I would say two things in response:

(1) as I said to Dunsany, these studies are limited in what they can prove either way -- like all social science studies there are just too many moving variables to conclusively say "yes, thanks to this particular piece of legislation that provided person X with insurance for healthcare they survived illness Z which they wouldn't have survived otherwise if legislation X never passed because they avoided going to the expensive doctor since they didn't have insurance." The story is plausible, but again, the factors that have to be considered in making such a claim number in the hundreds if not thousands. I doubt one (robust) regression equation is the end of the story.

(2) even if we grant the Romneycare study its conclusions, as Cannon points out, at what cost do we get those 'healthcare improvements'? Cannon suggests the cost is not worth the benefits which is the consistent conservative story about all socialized medicine. We'd rather have markets do the 'job' of driving down cost in healthcare and for those who are left behind due to poverty, we can always help them out directly via some form of financial aid (e.g. Paul Ryan's premium support plan).

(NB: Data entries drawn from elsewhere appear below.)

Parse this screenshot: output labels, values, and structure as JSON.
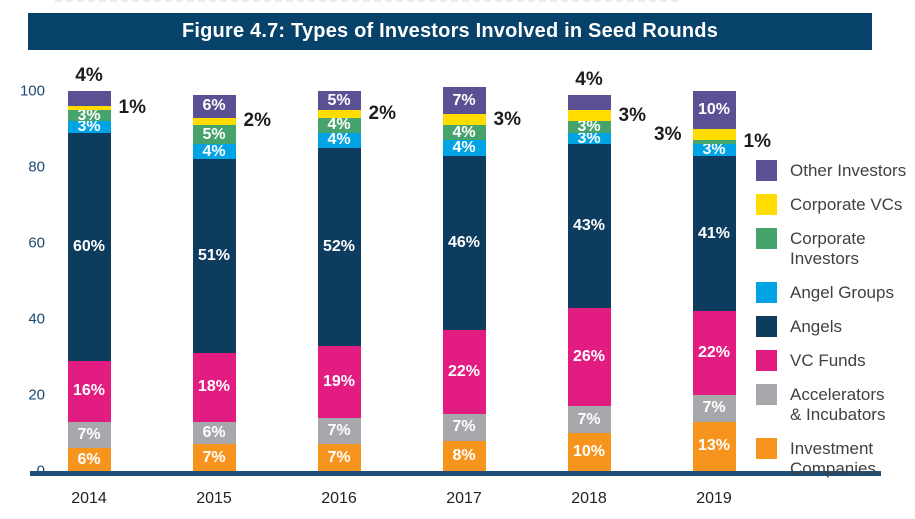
{
  "figure": {
    "title": "Figure 4.7: Types of Investors Involved in Seed Rounds"
  },
  "colors": {
    "title_bg": "#07426b",
    "title_text": "#ffffff",
    "axis_line": "#1d4e77",
    "axis_label": "#1b4a72",
    "year_label": "#231f20",
    "legend_text": "#414042",
    "label_inside": "#ffffff",
    "label_outside": "#1d1d1b"
  },
  "chart_data": {
    "type": "bar",
    "stacked": true,
    "title": "Figure 4.7: Types of Investors Involved in Seed Rounds",
    "categories": [
      "2014",
      "2015",
      "2016",
      "2017",
      "2018",
      "2019"
    ],
    "xlabel": "",
    "ylabel": "",
    "ylim": [
      0,
      100
    ],
    "yticks": [
      0,
      20,
      40,
      60,
      80,
      100
    ],
    "grid": false,
    "legend_position": "right",
    "series": [
      {
        "name": "Investment Companies",
        "color": "#f7941e",
        "values": [
          6,
          7,
          7,
          8,
          10,
          13
        ],
        "labels": [
          "6%",
          "7%",
          "7%",
          "8%",
          "10%",
          "13%"
        ],
        "placements": [
          "inside",
          "inside",
          "inside",
          "inside",
          "inside",
          "inside"
        ]
      },
      {
        "name": "Accelerators & Incubators",
        "color": "#a6a8ab",
        "values": [
          7,
          6,
          7,
          7,
          7,
          7
        ],
        "labels": [
          "7%",
          "6%",
          "7%",
          "7%",
          "7%",
          "7%"
        ],
        "placements": [
          "inside",
          "inside",
          "inside",
          "inside",
          "inside",
          "inside"
        ]
      },
      {
        "name": "VC Funds",
        "color": "#e31c82",
        "values": [
          16,
          18,
          19,
          22,
          26,
          22
        ],
        "labels": [
          "16%",
          "18%",
          "19%",
          "22%",
          "26%",
          "22%"
        ],
        "placements": [
          "inside",
          "inside",
          "inside",
          "inside",
          "inside",
          "inside"
        ]
      },
      {
        "name": "Angels",
        "color": "#0e3c5f",
        "values": [
          60,
          51,
          52,
          46,
          43,
          41
        ],
        "labels": [
          "60%",
          "51%",
          "52%",
          "46%",
          "43%",
          "41%"
        ],
        "placements": [
          "inside",
          "inside",
          "inside",
          "inside",
          "inside",
          "inside"
        ]
      },
      {
        "name": "Angel Groups",
        "color": "#00a4e4",
        "values": [
          3,
          4,
          4,
          4,
          3,
          3
        ],
        "labels": [
          "3%",
          "4%",
          "4%",
          "4%",
          "3%",
          "3%"
        ],
        "placements": [
          "inside",
          "inside",
          "inside",
          "inside",
          "inside",
          "inside"
        ]
      },
      {
        "name": "Corporate Investors",
        "color": "#47a36c",
        "values": [
          3,
          5,
          4,
          4,
          3,
          1
        ],
        "labels": [
          "3%",
          "5%",
          "4%",
          "4%",
          "3%",
          "1%"
        ],
        "placements": [
          "inside",
          "inside",
          "inside",
          "inside",
          "inside",
          "right"
        ]
      },
      {
        "name": "Corporate VCs",
        "color": "#ffdd00",
        "values": [
          1,
          2,
          2,
          3,
          3,
          3
        ],
        "labels": [
          "1%",
          "2%",
          "2%",
          "3%",
          "3%",
          "3%"
        ],
        "placements": [
          "right",
          "right",
          "right",
          "right",
          "right",
          "left"
        ]
      },
      {
        "name": "Other Investors",
        "color": "#5a5195",
        "values": [
          4,
          6,
          5,
          7,
          4,
          10
        ],
        "labels": [
          "4%",
          "6%",
          "5%",
          "7%",
          "4%",
          "10%"
        ],
        "placements": [
          "above",
          "inside",
          "inside",
          "inside",
          "above",
          "inside"
        ]
      }
    ]
  },
  "legend": {
    "items": [
      {
        "label": "Other Investors",
        "color": "#5a5195"
      },
      {
        "label": "Corporate VCs",
        "color": "#ffdd00"
      },
      {
        "label": "Corporate\nInvestors",
        "color": "#47a36c"
      },
      {
        "label": "Angel Groups",
        "color": "#00a4e4"
      },
      {
        "label": "Angels",
        "color": "#0e3c5f"
      },
      {
        "label": "VC Funds",
        "color": "#e31c82"
      },
      {
        "label": "Accelerators\n& Incubators",
        "color": "#a6a8ab"
      },
      {
        "label": "Investment\nCompanies",
        "color": "#f7941e"
      }
    ]
  }
}
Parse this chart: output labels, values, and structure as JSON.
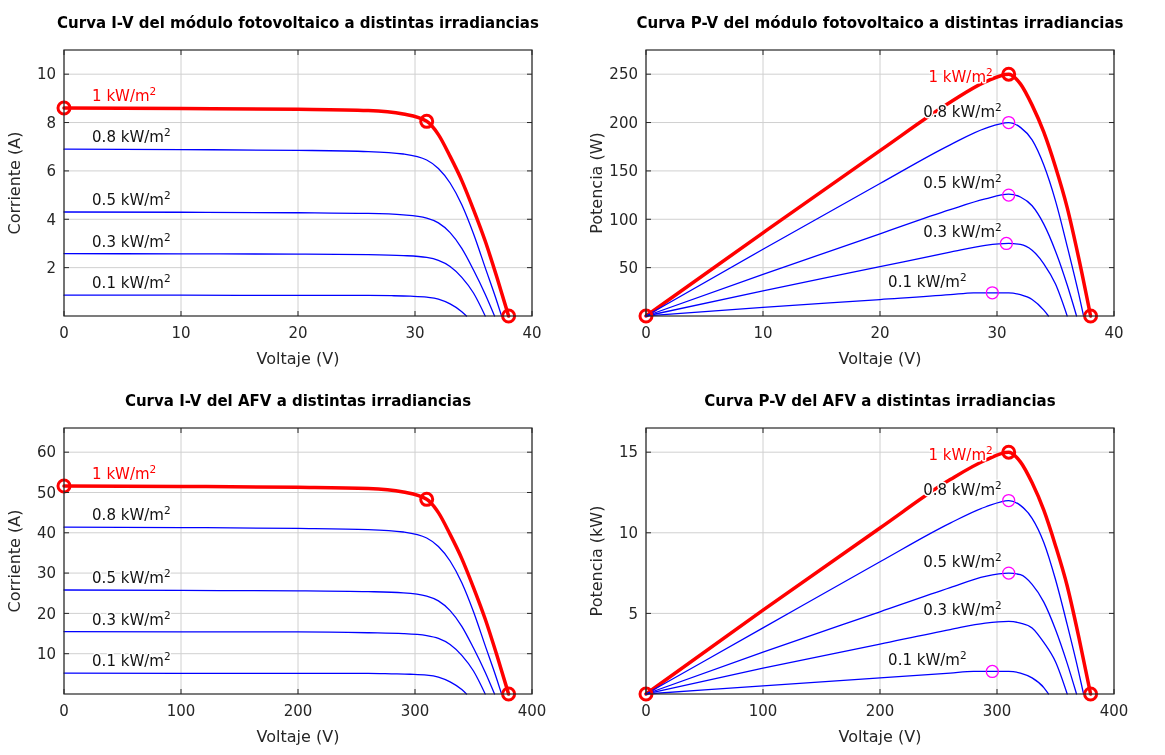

And Dunsany knows nothing about the typical American Christian or their so-called hypocrisy. So I suggest you ignore his demented attacks on our faith and stick to your (so-far) thoughtful analytic/public policy comments.

An average citizen cannot make informed decisions in the healthcare market and must depend on the advice of his or her doctor

Welcome to the wonderful world of technological specialization. The same can be said of most engineering fields. It is also true of the legal system, which is why normal people rely on counsel in court. By your logic, we ought to socialize all engineering fields and the legal profession (now, the latter... that would be funny).

But in reality, the reason why engineering works and medicine doesn't in the areas you complain about is that engineers are more legally accountable for their mistakes than doctors. They also don't get to engage in unethical billing practices, their firms don't get to avoid the majority of contract law during the provision of services and if they financially rape their clients the state doesn't find a thousand and one reasons to not apply price gouging and fraud statutes to them.

I seriously doubt there is anything in the various engineering fields analogous to certain snake venoms which cost a few hundred to produce and can be billed by hospitals for as much as $30k. Forget Steve Jobs; medicine has a reality distortion field. If an engineering firm tried to make a 65-100x profit on a life-saving product, ever attorney general in the union would be crawling out of the woodwork to file charges.

* snake anti-venoms

You also speak as if it's not possible for medical boards to review a questionable bill and provide punishment to doctors who act outside of the reasonable interest of their clients or over charge. It's entirely reasonable to expect that and creating it would not be an indictment of the free market. There is no moral right to defraud those who have you on retainer for your services, especially when they are retaining you for expertise they lack.